"I—you're crazy, Doug. Crazy as a 1951 tax program. You've gotten bitter about things in the past, sometimes a little cynical. Hell, who doesn't. But you've always been the one man the people knew they could count on—and your fellow-workers, I can even add. If you try to come out with a thing like this—"

"A moment. Just a minute, Carl. I want to ask an easy one. It is really easy. How long before the next world war breaks out?"

"Easy, what d'you mean, easy? Tomorrow, next month, next year maybe. Maybe not until 1960. Nobody knows that—"

"I still say, easy. There's certainty it will be at least by 1960, and probably sooner. That's terrifyingly close enough, isn't it, when you're speaking in terms of the inevitable?"

"I see."

"The world is a pretty desperate place right now, wouldn't you say? Worse even than five or six years ago."

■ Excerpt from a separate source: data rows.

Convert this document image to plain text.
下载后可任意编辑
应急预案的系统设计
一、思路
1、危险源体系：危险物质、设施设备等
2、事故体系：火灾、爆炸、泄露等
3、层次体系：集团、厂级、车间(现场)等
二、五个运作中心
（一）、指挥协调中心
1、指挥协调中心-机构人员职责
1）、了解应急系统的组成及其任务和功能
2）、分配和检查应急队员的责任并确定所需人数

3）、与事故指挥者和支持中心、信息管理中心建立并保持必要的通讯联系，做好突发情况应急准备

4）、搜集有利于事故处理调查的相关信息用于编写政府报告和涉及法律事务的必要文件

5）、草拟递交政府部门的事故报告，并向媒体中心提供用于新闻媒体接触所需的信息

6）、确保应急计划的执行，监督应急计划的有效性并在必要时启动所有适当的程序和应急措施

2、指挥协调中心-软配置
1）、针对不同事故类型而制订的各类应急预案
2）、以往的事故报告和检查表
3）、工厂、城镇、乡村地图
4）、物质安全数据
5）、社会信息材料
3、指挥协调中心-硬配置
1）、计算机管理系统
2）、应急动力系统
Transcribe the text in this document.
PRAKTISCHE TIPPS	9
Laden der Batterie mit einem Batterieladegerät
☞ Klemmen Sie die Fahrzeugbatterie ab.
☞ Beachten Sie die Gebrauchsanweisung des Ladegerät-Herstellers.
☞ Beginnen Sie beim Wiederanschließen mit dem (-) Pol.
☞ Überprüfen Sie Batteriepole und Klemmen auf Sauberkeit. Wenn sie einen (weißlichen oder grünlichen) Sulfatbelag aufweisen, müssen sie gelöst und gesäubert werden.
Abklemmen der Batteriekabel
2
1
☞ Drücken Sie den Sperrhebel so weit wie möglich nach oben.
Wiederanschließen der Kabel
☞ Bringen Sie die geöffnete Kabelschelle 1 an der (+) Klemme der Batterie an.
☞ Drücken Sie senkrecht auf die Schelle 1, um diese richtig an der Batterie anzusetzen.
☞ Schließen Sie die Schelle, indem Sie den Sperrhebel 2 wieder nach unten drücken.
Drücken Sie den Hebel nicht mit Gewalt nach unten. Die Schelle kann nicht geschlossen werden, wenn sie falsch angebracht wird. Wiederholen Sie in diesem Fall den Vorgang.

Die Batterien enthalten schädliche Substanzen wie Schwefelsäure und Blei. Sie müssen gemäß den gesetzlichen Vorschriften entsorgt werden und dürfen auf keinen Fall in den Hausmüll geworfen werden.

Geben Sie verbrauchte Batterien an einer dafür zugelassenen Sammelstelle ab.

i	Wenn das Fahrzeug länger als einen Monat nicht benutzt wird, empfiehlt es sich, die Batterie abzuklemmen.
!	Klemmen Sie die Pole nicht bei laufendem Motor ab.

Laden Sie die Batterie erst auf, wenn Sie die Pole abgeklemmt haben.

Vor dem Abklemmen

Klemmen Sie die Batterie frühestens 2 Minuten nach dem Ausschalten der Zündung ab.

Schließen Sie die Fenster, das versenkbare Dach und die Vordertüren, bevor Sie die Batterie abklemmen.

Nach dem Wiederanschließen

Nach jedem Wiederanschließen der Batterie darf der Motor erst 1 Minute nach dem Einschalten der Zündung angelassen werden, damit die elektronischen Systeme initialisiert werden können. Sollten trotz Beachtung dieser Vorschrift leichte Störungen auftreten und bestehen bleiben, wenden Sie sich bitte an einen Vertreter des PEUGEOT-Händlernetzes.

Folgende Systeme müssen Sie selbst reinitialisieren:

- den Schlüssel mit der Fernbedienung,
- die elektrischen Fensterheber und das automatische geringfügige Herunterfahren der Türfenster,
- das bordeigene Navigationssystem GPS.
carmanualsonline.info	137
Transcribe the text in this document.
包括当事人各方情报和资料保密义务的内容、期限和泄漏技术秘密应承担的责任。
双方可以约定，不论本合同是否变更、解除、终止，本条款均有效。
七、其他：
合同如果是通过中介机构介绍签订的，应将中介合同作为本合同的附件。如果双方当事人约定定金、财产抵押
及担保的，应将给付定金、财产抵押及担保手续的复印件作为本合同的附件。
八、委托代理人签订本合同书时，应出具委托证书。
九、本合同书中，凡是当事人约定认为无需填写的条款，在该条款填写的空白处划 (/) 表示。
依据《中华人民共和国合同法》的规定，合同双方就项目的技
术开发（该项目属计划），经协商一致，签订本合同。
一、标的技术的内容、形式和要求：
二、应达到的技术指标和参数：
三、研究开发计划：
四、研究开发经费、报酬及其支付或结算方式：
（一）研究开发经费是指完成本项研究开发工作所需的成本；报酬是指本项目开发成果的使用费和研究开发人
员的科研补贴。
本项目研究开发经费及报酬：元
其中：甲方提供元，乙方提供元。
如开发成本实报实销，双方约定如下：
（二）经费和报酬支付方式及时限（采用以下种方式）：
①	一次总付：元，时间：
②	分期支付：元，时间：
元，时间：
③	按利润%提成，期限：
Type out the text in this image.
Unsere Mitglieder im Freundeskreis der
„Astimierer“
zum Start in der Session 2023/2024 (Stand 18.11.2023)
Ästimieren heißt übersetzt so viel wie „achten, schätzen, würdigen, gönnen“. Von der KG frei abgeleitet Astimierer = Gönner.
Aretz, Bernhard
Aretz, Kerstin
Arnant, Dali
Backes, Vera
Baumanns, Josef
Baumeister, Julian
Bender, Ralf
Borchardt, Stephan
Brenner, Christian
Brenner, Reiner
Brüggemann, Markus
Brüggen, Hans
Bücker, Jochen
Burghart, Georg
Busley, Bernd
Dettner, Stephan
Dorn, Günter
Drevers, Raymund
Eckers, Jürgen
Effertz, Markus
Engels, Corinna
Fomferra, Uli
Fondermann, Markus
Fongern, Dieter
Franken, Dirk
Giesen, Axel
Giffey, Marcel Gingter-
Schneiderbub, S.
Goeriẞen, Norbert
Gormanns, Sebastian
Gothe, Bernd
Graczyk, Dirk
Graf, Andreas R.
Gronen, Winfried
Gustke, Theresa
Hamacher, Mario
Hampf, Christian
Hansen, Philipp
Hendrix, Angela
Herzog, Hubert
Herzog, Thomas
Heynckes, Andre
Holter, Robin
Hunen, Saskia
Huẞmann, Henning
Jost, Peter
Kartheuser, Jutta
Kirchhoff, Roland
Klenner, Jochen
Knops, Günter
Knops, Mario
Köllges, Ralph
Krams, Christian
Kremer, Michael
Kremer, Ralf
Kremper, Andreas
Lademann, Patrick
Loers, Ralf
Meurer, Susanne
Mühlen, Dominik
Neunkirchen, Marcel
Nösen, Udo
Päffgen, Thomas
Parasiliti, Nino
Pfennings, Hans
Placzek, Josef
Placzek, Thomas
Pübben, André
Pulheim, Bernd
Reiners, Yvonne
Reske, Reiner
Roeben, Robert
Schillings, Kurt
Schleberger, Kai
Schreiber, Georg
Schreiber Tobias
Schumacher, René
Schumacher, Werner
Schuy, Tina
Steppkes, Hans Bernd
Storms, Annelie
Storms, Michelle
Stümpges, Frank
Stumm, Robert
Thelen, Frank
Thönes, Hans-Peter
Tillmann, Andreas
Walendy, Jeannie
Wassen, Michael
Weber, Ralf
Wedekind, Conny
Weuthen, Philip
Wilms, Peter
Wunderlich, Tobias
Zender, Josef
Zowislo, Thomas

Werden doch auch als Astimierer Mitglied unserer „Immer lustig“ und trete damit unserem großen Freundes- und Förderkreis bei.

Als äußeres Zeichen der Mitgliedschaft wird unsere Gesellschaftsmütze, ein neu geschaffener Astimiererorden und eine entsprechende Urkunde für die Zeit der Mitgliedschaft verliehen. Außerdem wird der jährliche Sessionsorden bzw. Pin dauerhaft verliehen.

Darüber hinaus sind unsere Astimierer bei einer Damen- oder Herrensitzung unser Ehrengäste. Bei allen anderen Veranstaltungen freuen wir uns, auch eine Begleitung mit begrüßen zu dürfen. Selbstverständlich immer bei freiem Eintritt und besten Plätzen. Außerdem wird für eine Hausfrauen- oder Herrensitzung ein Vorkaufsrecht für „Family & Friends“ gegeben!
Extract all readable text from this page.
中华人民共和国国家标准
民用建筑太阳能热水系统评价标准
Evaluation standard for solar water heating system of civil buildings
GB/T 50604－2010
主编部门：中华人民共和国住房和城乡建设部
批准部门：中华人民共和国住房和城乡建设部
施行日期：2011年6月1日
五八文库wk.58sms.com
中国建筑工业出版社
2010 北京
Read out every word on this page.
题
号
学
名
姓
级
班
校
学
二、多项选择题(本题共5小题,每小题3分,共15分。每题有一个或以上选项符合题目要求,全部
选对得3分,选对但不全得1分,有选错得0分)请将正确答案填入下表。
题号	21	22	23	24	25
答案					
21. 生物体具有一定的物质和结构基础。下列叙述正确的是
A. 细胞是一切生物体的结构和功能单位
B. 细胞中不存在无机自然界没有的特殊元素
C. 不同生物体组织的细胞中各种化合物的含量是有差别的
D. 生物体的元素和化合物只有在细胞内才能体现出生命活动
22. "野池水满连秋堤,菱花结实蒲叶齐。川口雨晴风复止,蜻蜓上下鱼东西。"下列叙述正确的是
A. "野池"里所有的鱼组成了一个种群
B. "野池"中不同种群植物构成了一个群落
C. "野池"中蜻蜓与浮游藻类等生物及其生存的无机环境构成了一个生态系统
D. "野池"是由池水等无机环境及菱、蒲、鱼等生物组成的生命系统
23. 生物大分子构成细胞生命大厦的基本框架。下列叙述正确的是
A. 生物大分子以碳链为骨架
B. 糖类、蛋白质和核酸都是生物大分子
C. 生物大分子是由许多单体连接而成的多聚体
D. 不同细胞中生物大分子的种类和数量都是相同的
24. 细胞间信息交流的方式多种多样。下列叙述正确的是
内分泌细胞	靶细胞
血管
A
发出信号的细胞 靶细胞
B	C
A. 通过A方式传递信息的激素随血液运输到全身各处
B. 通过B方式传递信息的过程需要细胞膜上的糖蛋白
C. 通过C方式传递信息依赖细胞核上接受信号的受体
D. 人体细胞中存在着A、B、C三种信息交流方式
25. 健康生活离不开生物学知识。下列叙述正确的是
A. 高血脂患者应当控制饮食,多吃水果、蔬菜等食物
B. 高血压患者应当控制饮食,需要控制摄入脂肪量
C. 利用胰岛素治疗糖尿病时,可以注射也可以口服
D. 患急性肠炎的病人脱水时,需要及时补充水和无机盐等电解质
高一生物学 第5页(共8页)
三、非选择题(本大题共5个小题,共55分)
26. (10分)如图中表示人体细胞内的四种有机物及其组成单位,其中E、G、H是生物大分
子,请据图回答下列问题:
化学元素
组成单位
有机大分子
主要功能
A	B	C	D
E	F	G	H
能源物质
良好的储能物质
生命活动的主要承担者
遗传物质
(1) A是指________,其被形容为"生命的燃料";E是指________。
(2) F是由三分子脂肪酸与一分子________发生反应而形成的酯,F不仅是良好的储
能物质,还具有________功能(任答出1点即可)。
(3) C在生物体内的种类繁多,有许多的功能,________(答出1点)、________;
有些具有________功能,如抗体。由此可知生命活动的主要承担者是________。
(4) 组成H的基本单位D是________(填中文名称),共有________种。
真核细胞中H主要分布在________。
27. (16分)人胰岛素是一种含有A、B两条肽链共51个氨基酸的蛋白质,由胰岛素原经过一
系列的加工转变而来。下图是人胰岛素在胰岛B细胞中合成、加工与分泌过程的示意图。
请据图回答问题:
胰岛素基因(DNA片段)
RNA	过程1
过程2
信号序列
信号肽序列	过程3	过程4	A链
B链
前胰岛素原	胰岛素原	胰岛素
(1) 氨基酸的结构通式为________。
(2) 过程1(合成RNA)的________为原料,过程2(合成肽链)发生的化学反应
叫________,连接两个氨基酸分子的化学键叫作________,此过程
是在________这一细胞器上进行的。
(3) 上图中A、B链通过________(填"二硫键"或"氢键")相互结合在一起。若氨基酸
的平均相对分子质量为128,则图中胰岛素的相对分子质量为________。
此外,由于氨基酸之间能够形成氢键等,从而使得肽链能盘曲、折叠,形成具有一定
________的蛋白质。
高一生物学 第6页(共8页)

"Desperate, desperate—yes of course it's desperate. And you—you're going to make something of it, is that it? Doug, you're not being very original. I never thought—I never honestly thought the day would come when I'd hear you—"

"Give me a chance, Carl."

"If I do I don't think I'll ever broadcast another word of what you have to say."

"I'll take that chance. But first I'd better clear some things up. First of all, I'll tell you how much I've explained to the committee. I've pointed out to them that there is but one way open—and one way only—of offsetting the Soviets' superiority in arms production, and that's to shock the living daylights out of them. Shock them so that they'll be convinced we're—we're a nation gone mad, perhaps. As you think I've gone mad, this moment. But—what stomach would any foreign enemy have for fighting a madman, armed to the teeth with atomic weapons? They say a lunatic with a gun is a great deal more deadly than a sane man similarly armed.